Cold soups are, er, so hot right now, and, for Skye McAlpine, something of an obsession. “I’m very into them,” says the author of A Table for Friends: The Art of Cooking for Two or Twenty. “Anything creamy works well,” she says, “but I really love ajo blanco, a chilled almond soup, which is like an almond butter sandwich in soup form.” No nut butter experience is complete without fruit, and McAlpine serves hers with chunks of melon, apple or grapes.
For Mexican chef Santiago Lastra, whose restaurant, Kol, will soon open in central London, the formula for the perfect chilled soup goes like this: “Use something fresh that has a lot of natural water – cucumber, tomatoes, kohlrabi, or fruits like cherries – add some spice with half a scotch bonnet [if you don’t like chilli, use ginger or garlic], salt and acidity.

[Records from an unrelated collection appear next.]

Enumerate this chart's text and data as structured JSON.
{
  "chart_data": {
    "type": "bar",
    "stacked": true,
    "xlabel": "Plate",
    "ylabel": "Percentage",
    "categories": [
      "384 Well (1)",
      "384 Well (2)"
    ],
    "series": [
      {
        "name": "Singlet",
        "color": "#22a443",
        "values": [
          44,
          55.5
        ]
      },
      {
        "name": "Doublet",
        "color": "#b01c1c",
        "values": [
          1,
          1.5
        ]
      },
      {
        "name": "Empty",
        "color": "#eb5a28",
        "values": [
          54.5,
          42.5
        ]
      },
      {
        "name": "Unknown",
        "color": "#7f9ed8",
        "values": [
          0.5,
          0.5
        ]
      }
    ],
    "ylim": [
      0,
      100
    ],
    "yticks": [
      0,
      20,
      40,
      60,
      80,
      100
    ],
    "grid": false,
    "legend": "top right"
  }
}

Basically, that’s the vibe of cold soup.”
Don’t go overboard on the latter, though, and Lastra’s top tip is to use kombucha. He adds it to his favoured cucumber soup, which he strains and serves with razor clams cooked with garlic, or with shrimps, for a barbecue starter.
The outdoors is, of course, where it’s at for socialising these days. When the weather isn’t playing ball, however, a chilled soup that can also be warmed up will be your friend. McAlpine favours pea and basil: “Simmer frozen peas with vegetable stock until cooked, then add some basil and watercress, or mint, blitz and chill.” A creamy tomato soup is another top chilled/warmed option, she says.
And don’t dismiss camp gazpacho outright, Neil, because, as chef and restaurateur José Pizarro says, “Gazpacho will save your life. In Spain, we have different ones: there is salmorejo, which is thicker, because you normally add bread; and my mum, Isabel, makes a melon gazpacho – cucumber, green peppers, tomatoes, black pepper, melon, vinegar, plenty of olive oil and croutons – which is stunning.” Carb lovers will also find joy in McAlpine’s other obsession: yoghurt, walnut and fennel soup, which she blitzes “like a smoothie” with stale bread and a little milk. “That’s the nice thing about cold soups,” she says. “There’s instant gratification.” A sprinkling of fresh herbs never goes amiss, nor does an ice cube or two if patience is not your strong point.
Few dishes aren’t improved by the addition of an egg, and Pizarro’s mum’s “thick and silky” fried egg gazpacho is no different. Fry the egg in olive oil, then add a bay leaf followed by fried stale bread (cut roughly into 1cm cubes) and garlic. Add everything to a bowl, discarding the bay, add fresh bread – crusts removed and broken up – and mix until it forms a paste. Then, Pizarro says, add water and vinegar and top with lemon-thyme croutons. “It’s something my mum loves, and if Isabel loves it, everyone loves it.” And who am I to argue?